Analysis confirms that while no single technology is universally superior, MICP achieves a powerful combination of high strength and low carbon footprint that other methods cannot simultaneously deliver. Therefore, this study is essential as it systematically evaluates the feasibility of using bio-cemented sand as a road base material in terms of mechanical strength, dynamic durability, and road performance, and it provides a clear basis for ongoing research. Future efforts should focus on addressing the issues of cost and ammonia production associated with MICP to facilitate its broader application in large-scale geotechnical engineering projects.

5. Conclusions

In this study, an attempt was made to use bio-cemented sand as a road base material and the feasibility of this approach was explored by conducting various laboratory mechanical tests. The specific conclusions of this study are as follows:

(1) This study demonstrates the significant potential of bio-cemented sand as a sustainable and effective material for road base construction. The key finding is that microbially induced calcite precipitation (MICP) treatment can enhance the mechanical properties and durability of aeolian sand to meet or exceed standard road base requirements.

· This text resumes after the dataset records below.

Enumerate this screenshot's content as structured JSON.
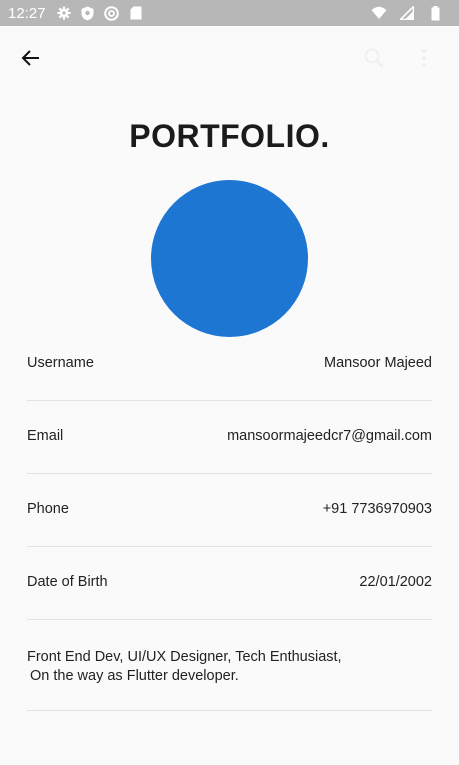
{
  "status_bar": {
    "time": "12:27",
    "left_icons": [
      "gear-icon",
      "shield-icon",
      "at-sign-icon",
      "sd-card-icon"
    ],
    "right_icons": [
      "wifi-icon",
      "signal-icon",
      "battery-icon"
    ]
  },
  "app_bar": {
    "back_icon": "arrow-left-icon",
    "actions": [
      "search-icon",
      "more-vert-icon"
    ]
  },
  "profile": {
    "title": "PORTFOLIO.",
    "avatar_color": "#1d76d2",
    "fields": [
      {
        "label": "Username",
        "value": "Mansoor Majeed"
      },
      {
        "label": "Email",
        "value": "mansoormajeedcr7@gmail.com"
      },
      {
        "label": "Phone",
        "value": "+91 7736970903"
      },
      {
        "label": "Date of Birth",
        "value": "22/01/2002"
      }
    ],
    "bio_lines": [
      "Front End Dev, UI/UX Designer, Tech Enthusiast,",
      "On the way as Flutter developer."
    ]
  },
  "colors": {
    "status_bar_bg": "#b7b7b7",
    "background": "#fafafa",
    "divider": "#e2e2e2",
    "text": "#222222"
  }
}
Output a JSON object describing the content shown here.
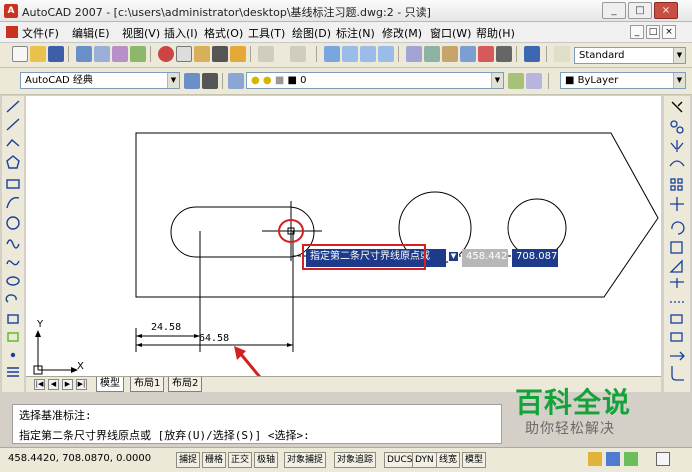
{
  "window": {
    "title": "AutoCAD 2007 - [c:\\users\\administrator\\desktop\\基线标注习题.dwg:2 - 只读]",
    "buttons": [
      "_",
      "□",
      "×"
    ]
  },
  "menubar": {
    "items": [
      "文件(F)",
      "编辑(E)",
      "视图(V)",
      "插入(I)",
      "格式(O)",
      "工具(T)",
      "绘图(D)",
      "标注(N)",
      "修改(M)",
      "窗口(W)",
      "帮助(H)"
    ],
    "doc_buttons": [
      "_",
      "□",
      "×"
    ]
  },
  "toolbar": {
    "text_style": "Standard",
    "workspace": "AutoCAD 经典",
    "layer": "0",
    "linetype": "ByLayer"
  },
  "drawing": {
    "dim_small": "24.58",
    "dim_large": "64.58",
    "ucs_y": "Y",
    "ucs_x": "X",
    "tooltip_prompt": "指定第二条尺寸界线原点或",
    "tooltip_x": "458.442",
    "tooltip_y": "708.087",
    "colors": {
      "highlight": "#d42020",
      "arrow": "#d42020",
      "tooltip_bg": "#1e3a8a"
    }
  },
  "tabs": [
    "模型",
    "布局1",
    "布局2"
  ],
  "command": {
    "line1": "选择基准标注:",
    "line2": "指定第二条尺寸界线原点或 [放弃(U)/选择(S)] <选择>:"
  },
  "status": {
    "coords": "458.4420,  708.0870,  0.0000",
    "toggles": [
      "捕捉",
      "栅格",
      "正交",
      "极轴",
      "对象捕捉",
      "对象追踪",
      "DUCS",
      "DYN",
      "线宽",
      "模型"
    ]
  },
  "watermark": {
    "title": "百科全说",
    "subtitle": "助你轻松解决"
  }
}
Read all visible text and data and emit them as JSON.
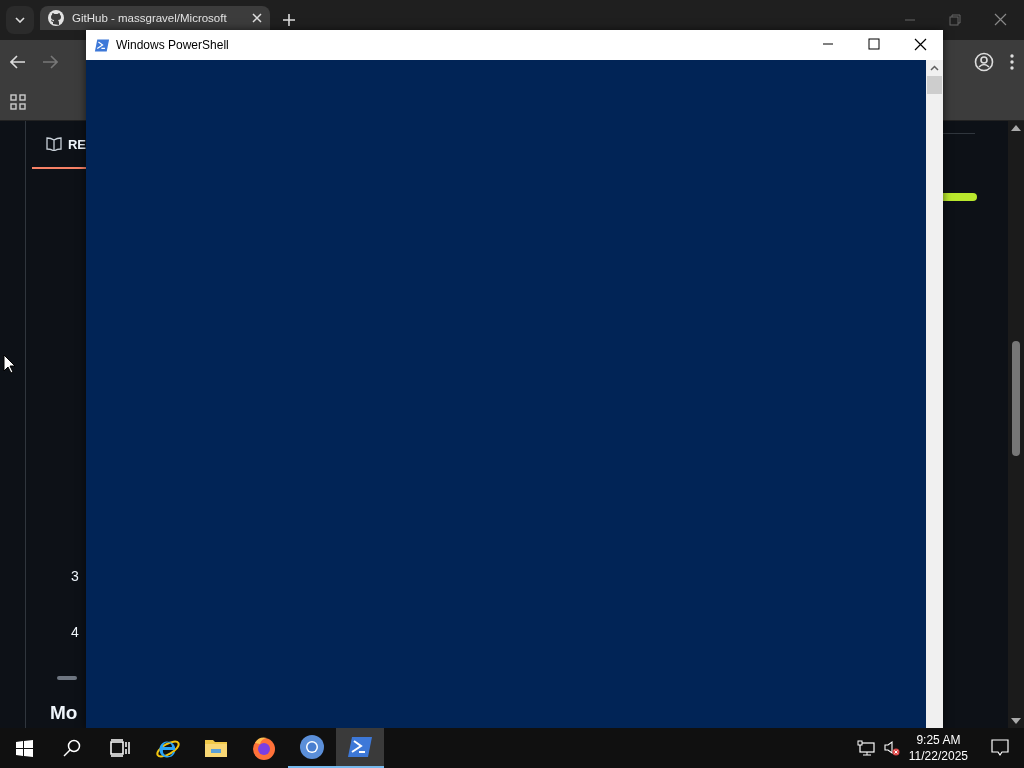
{
  "browser": {
    "tab": {
      "title": "GitHub - massgravel/Microsoft",
      "selected": true
    },
    "page": {
      "tab_label": "RE",
      "numbers": [
        "3",
        "4"
      ],
      "heading": "Mo"
    }
  },
  "powershell": {
    "title": "Windows PowerShell"
  },
  "taskbar": {
    "apps": [
      {
        "kind": "task-view",
        "running": false,
        "selected": false
      },
      {
        "kind": "edge-ie",
        "running": false,
        "selected": false
      },
      {
        "kind": "folder",
        "running": false,
        "selected": false
      },
      {
        "kind": "firefox",
        "running": false,
        "selected": false
      },
      {
        "kind": "chrome",
        "running": true,
        "selected": false
      },
      {
        "kind": "powershell",
        "running": true,
        "selected": true
      }
    ],
    "time": "9:25 AM",
    "date": "11/22/2025"
  }
}
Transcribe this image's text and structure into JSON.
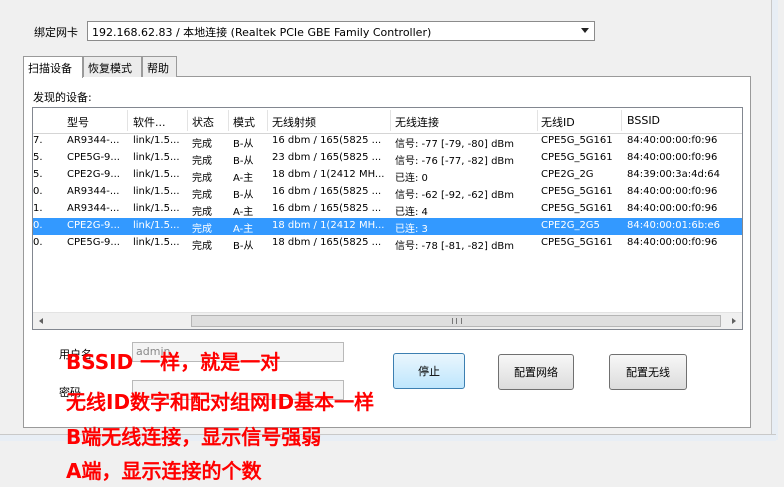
{
  "bind_card": {
    "label": "绑定网卡",
    "selected": "192.168.62.83 / 本地连接 (Realtek PCIe GBE Family Controller)"
  },
  "tabs": [
    {
      "label": "扫描设备",
      "active": true
    },
    {
      "label": "恢复模式",
      "active": false
    },
    {
      "label": "帮助",
      "active": false
    }
  ],
  "found_label": "发现的设备:",
  "table": {
    "headers": [
      "型号",
      "软件...",
      "状态",
      "模式",
      "无线射频",
      "无线连接",
      "无线ID",
      "BSSID"
    ],
    "rows": [
      {
        "c0": "7.",
        "c1": "AR9344-...",
        "c2": "link/1.5...",
        "c3": "完成",
        "c4": "B-从",
        "c5": "16 dbm / 165(5825 ...",
        "c6": "信号: -77 [-79, -80] dBm",
        "c7": "CPE5G_5G161",
        "c8": "84:40:00:00:f0:96",
        "selected": false
      },
      {
        "c0": "5.",
        "c1": "CPE5G-9...",
        "c2": "link/1.5...",
        "c3": "完成",
        "c4": "B-从",
        "c5": "23 dbm / 165(5825 ...",
        "c6": "信号: -76 [-77, -82] dBm",
        "c7": "CPE5G_5G161",
        "c8": "84:40:00:00:f0:96",
        "selected": false
      },
      {
        "c0": "5.",
        "c1": "CPE2G-9...",
        "c2": "link/1.5...",
        "c3": "完成",
        "c4": "A-主",
        "c5": "18 dbm / 1(2412 MH...",
        "c6": "已连: 0",
        "c7": "CPE2G_2G",
        "c8": "84:39:00:3a:4d:64",
        "selected": false
      },
      {
        "c0": "0.",
        "c1": "AR9344-...",
        "c2": "link/1.5...",
        "c3": "完成",
        "c4": "B-从",
        "c5": "16 dbm / 165(5825 ...",
        "c6": "信号: -62 [-92, -62] dBm",
        "c7": "CPE5G_5G161",
        "c8": "84:40:00:00:f0:96",
        "selected": false
      },
      {
        "c0": "1.",
        "c1": "AR9344-...",
        "c2": "link/1.5...",
        "c3": "完成",
        "c4": "A-主",
        "c5": "16 dbm / 165(5825 ...",
        "c6": "已连: 4",
        "c7": "CPE5G_5G161",
        "c8": "84:40:00:00:f0:96",
        "selected": false
      },
      {
        "c0": "0.",
        "c1": "CPE2G-9...",
        "c2": "link/1.5...",
        "c3": "完成",
        "c4": "A-主",
        "c5": "18 dbm / 1(2412 MH...",
        "c6": "已连: 3",
        "c7": "CPE2G_2G5",
        "c8": "84:40:00:01:6b:e6",
        "selected": true
      },
      {
        "c0": "0.",
        "c1": "CPE5G-9...",
        "c2": "link/1.5...",
        "c3": "完成",
        "c4": "B-从",
        "c5": "18 dbm / 165(5825 ...",
        "c6": "信号: -78 [-81, -82] dBm",
        "c7": "CPE5G_5G161",
        "c8": "84:40:00:00:f0:96",
        "selected": false
      }
    ],
    "scroll_grip": "III"
  },
  "form": {
    "username_label": "用户名",
    "username_value": "admin",
    "password_label": "密码"
  },
  "buttons": {
    "stop": "停止",
    "config_network": "配置网络",
    "config_wireless": "配置无线"
  },
  "annotations": [
    "BSSID 一样，就是一对",
    "无线ID数字和配对组网ID基本一样",
    "B端无线连接，显示信号强弱",
    "A端，显示连接的个数"
  ],
  "colors": {
    "selection": "#3399ff",
    "annotation": "#ff0000"
  }
}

Specifically, an optimal MICP treatment condition was identified (12% bio-cured solution content, BS:CS ratio of 1:4, and 7-day curing age), under which the bio-cemented sand achieved a maximum UCS of 4.28 MPa, along with improved resistance to cyclic loading.

(2) Beyond the mechanical performance demonstrated in laboratory tests, the material exhibited favorable frost resistance, making it suitable for construction in cold regions. However, it shows moderate thermal sensitivity under large temperature variations, and it is recommended to incorporate low-thermal-sensitivity materials such as nanomaterials and clays for co-modification treatment during construction. Microscopic analysis further confirmed that the strength improvement is primarily attributed to the pore-filling effect of calcium carbonate precipitation, while also revealing that an excessively high solution content leads to pore formation and strength reduction during the drying process.

(3) Despite these promising results, this study has several limitations. The tests were conducted under controlled laboratory conditions, which may not fully represent complex field environments. Moreover, the long-term durability and performance of bio-cemented sand under real-world traffic and environmental conditions remain unverified. The economic feasibility and scalability of the MICP treatment process for large-scale construction projects also require further assessment.

(4) Future research should focus on field trials to validate laboratory findings and assess in situ performance. Investigations into the long-term behavior of bio-cemented sand under continuous traffic loading and environmental exposure are essential. Additionally, efforts to optimize the treatment process for cost efficiency and large-scale application would be valuable to promote practical implementation.